Depuis le début de l’année, Anthropic a décidé d’actualiser Claude Opus, son modèle le plus performant avec une fréquence de 6 semaines. Rappelons que la famille Claude comprend trois modèles : Opus pour le raisonnement complexe, le codage avancé et les agents autonomes longue durée, Sonnet qui affiche des performances proches d'Opus mais à un coût inférieur et Haiku le plus rapide et moins cher pour les applications à fort volume. L'arrivée de la version 4.8 de Claude Opus intervient seulement 41 jours après la livraison de l'itération 4.7. Une rapidité que certains analystes expliquent par l’accueil mitigé réservé par les utilisateurs à ce dernier modèle. A noter que pendant cette période, OpenAI a publié GPT-5.5 et Google lors de sa conférence I/O a dévoilé Gemini Flash.
Pour répondre à la concurrence, Claude Opus 4.8 apporte des améliorations et des évolutions. Côté réponses, une attention particulière a été portée sur la gestion des résultats de mauvaise qualité. Dans le blog d’Anthropic , les premiers testeurs ont constaté que le modèle est « plus susceptible de signaler les incertitudes liées à son fonctionnement et moins susceptible de formuler des affirmations non étayées ». Les tests menés par la société montrent une amélioration sur l’intégrité des réponses du modèle. Sur le plan de la tarification, Claude Opus 4.8 garde les mêmes tarifs que son prédécesseur à savoir 5 $ HT par million de tokens d'entrée et 25 $ HT par million de tokens de sortie.
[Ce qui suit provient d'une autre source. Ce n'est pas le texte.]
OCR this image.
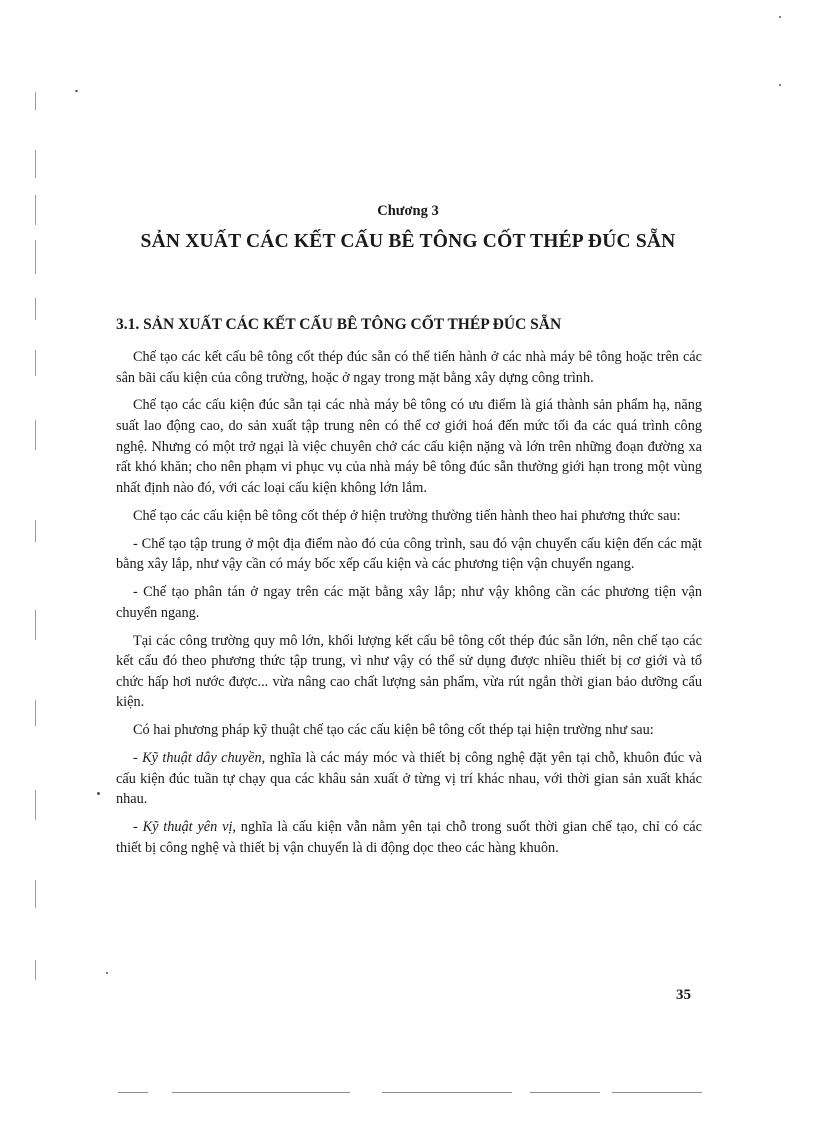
Chương 3
SẢN XUẤT CÁC KẾT CẤU BÊ TÔNG CỐT THÉP ĐÚC SẴN
3.1. SẢN XUẤT CÁC KẾT CẤU BÊ TÔNG CỐT THÉP ĐÚC SẴN

Chế tạo các kết cấu bê tông cốt thép đúc sẵn có thể tiến hành ở các nhà máy bê tông hoặc trên các sân bãi cấu kiện của công trường, hoặc ở ngay trong mặt bằng xây dựng công trình.

Chế tạo các cấu kiện đúc sẵn tại các nhà máy bê tông có ưu điểm là giá thành sản phẩm hạ, năng suất lao động cao, do sản xuất tập trung nên có thể cơ giới hoá đến mức tối đa các quá trình công nghệ. Nhưng có một trở ngại là việc chuyên chở các cấu kiện nặng và lớn trên những đoạn đường xa rất khó khăn; cho nên phạm vi phục vụ của nhà máy bê tông đúc sẵn thường giới hạn trong một vùng nhất định nào đó, với các loại cấu kiện không lớn lắm.

Chế tạo các cấu kiện bê tông cốt thép ở hiện trường thường tiến hành theo hai phương thức sau:

- Chế tạo tập trung ở một địa điểm nào đó của công trình, sau đó vận chuyển cấu kiện đến các mặt bằng xây lắp, như vậy cần có máy bốc xếp cấu kiện và các phương tiện vận chuyển ngang.

- Chế tạo phân tán ở ngay trên các mặt bằng xây lắp; như vậy không cần các phương tiện vận chuyển ngang.

Tại các công trường quy mô lớn, khối lượng kết cấu bê tông cốt thép đúc sẵn lớn, nên chế tạo các kết cấu đó theo phương thức tập trung, vì như vậy có thể sử dụng được nhiều thiết bị cơ giới và tổ chức hấp hơi nước được... vừa nâng cao chất lượng sản phẩm, vừa rút ngắn thời gian bảo dưỡng cấu kiện.

Có hai phương pháp kỹ thuật chế tạo các cấu kiện bê tông cốt thép tại hiện trường như sau:

- Kỹ thuật dây chuyền, nghĩa là các máy móc và thiết bị công nghệ đặt yên tại chỗ, khuôn đúc và cấu kiện đúc tuần tự chạy qua các khâu sản xuất ở từng vị trí khác nhau, với thời gian sản xuất khác nhau.

- Kỹ thuật yên vị, nghĩa là cấu kiện vẫn nằm yên tại chỗ trong suốt thời gian chế tạo, chỉ có các thiết bị công nghệ và thiết bị vận chuyển là di động dọc theo các hàng khuôn.

35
Des workflow dynamiques et un sélecteur de performance
Anthropic en profite pour annoncer des évolutions pour Claude Code et Cowork basé sur Claude Opus 4.8. Sur la partie développement, la fonction « workflow dynamique » pour gérer des tâches complexes de code de bout en bout. Disponible en preview, elle génère dynamiquement des scripts d'orchestration qui exécutent des dizaines, voire des centaines, de sous-agents en parallèle au sein d'une même session. La fonction adresse différents cas d’usage comme la recherche de bogues à l'échelle d'un service entier, une migration impliquant des centaines de fichiers, ou encore un projet à tester sous tous les angles avant de le valider. Les workflow dynamiques peuvent être testés dans Claude Code CLI, Desktop, l’extension VS Code pour les abonnés Max, Team et Enterprise ainsi que dans l'API Claude, sur Amazon Bedrock, Vertex AI et Microsoft Foundry. Anthropic alerte sur le fait que cette fonction « peut consommer beaucoup plus de tokens qu'une session Claude Code classique » et donc de commencer par une tâche limitée.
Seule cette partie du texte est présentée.